Nei giorni scorsi la coppia è stata raggiunta da un’ordinanza di custodia cautelare firmata dal gip Carlo Cecchetti. Dal documento restrittivo emergono le dimensioni dello spaccio di cocaina che andava avanti da anni. E l’attività della coppia non si limitava allo spaccio in città (dove arrivano gli acquirenti ticinesi), ma anche altrove. Come annotato nel quaderno della donna. Viaggi continui che potevano portare a percorrere anche centinaia di chilometri tra Bolzano, Brescia, Asti, Vicenza, Piacenza, La Spezia, Savona, Trento sconfinando anche al centro con Firenze e Frosinone. Non meno di cinquanta chili di polvere bianca, stando alla contabilità. E in Toscana marito e moglie provvedevano all’approvvigionamento della polvere bianca che poi distribuivano, soprattutto a Como, in centro città e non solo.

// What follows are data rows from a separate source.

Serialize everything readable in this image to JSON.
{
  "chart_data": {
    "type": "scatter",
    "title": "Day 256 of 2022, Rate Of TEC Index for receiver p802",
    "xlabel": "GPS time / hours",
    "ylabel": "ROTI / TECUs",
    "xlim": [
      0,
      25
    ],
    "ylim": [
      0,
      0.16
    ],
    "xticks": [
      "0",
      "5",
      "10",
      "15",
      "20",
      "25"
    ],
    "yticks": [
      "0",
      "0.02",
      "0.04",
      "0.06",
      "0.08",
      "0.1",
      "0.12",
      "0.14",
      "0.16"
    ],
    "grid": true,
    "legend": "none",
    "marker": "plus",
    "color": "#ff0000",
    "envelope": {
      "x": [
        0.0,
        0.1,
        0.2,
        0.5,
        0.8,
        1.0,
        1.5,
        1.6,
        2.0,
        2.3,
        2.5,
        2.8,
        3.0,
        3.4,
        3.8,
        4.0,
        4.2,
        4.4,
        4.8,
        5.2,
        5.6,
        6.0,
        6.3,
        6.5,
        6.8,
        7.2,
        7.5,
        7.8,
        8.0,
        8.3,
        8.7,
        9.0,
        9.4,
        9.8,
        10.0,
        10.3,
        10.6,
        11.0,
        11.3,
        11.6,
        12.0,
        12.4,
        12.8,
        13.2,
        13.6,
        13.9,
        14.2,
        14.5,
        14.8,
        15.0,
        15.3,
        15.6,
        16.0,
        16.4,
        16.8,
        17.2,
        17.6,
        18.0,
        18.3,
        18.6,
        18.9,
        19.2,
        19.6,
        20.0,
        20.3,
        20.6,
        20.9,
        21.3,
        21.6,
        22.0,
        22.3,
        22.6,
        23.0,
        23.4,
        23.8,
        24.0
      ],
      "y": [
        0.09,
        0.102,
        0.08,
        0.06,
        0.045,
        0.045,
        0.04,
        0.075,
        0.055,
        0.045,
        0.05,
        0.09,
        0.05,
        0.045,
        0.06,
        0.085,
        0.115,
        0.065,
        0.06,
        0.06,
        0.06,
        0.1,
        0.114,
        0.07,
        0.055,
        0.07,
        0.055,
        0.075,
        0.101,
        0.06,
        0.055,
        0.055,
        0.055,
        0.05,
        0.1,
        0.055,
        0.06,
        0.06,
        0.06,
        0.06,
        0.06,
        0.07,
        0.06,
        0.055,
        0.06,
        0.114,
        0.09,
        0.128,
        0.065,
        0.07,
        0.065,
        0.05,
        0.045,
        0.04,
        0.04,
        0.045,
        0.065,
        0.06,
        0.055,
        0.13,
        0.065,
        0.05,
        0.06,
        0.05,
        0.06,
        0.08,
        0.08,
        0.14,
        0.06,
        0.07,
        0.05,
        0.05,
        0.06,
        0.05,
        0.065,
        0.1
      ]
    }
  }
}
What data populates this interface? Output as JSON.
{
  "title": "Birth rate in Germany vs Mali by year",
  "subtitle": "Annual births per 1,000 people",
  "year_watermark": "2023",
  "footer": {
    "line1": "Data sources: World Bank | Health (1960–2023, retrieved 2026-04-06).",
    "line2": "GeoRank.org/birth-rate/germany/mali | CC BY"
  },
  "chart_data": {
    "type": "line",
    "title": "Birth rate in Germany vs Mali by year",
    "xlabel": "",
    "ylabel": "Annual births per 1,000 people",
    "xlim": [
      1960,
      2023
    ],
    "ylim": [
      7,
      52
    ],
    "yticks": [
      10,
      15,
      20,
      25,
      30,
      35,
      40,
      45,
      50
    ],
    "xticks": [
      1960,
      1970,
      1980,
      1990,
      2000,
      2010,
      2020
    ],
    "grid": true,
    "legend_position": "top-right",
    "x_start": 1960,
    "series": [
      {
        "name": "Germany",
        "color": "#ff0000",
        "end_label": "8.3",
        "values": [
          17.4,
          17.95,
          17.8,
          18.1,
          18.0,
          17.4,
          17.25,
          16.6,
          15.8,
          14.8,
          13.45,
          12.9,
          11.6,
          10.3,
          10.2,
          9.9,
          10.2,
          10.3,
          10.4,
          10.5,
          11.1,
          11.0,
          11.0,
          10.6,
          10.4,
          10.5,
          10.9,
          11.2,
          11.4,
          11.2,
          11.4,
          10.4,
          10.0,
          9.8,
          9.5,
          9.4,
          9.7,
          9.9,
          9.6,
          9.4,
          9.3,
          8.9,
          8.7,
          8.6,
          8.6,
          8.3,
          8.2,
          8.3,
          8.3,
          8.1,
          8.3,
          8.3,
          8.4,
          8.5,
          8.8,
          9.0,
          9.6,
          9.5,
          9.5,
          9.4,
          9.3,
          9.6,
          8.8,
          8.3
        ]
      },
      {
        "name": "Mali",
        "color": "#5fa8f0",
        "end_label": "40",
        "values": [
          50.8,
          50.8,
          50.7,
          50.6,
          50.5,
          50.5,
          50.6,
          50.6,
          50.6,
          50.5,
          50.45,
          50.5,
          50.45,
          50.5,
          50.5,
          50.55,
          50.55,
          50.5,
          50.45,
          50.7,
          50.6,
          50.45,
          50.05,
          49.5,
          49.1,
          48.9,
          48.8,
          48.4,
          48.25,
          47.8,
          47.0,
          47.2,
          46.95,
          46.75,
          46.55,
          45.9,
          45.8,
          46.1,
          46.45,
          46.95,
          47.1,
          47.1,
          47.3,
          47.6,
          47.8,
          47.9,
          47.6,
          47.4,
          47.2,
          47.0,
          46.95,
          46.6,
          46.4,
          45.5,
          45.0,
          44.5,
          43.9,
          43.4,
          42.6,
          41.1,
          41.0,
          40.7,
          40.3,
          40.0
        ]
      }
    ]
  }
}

Ottanta i clienti comaschi della coppia che già sono stati sentiti dagli investigatori: hanno ammesso gli acquisti di cocaina. Acquisti che andavano avanti da anni. Sono stati tutti segnalati alla Prefettura di Como, per i provvedimenti amministrativi previsti per i consumatori di stupefacenti. Ottanta insospettabili, come si usa dire. Una considerazione che vale anche per i ticinesi, consumatori di cocaina. Cinquanta euro il costo di una dosa di mezzo grammo, che dovrebbe aver consentito alla coppia di realizzare grossi guadagni, considerato il prezzo all’ingrosso della cocaina (40mila euro al chilo).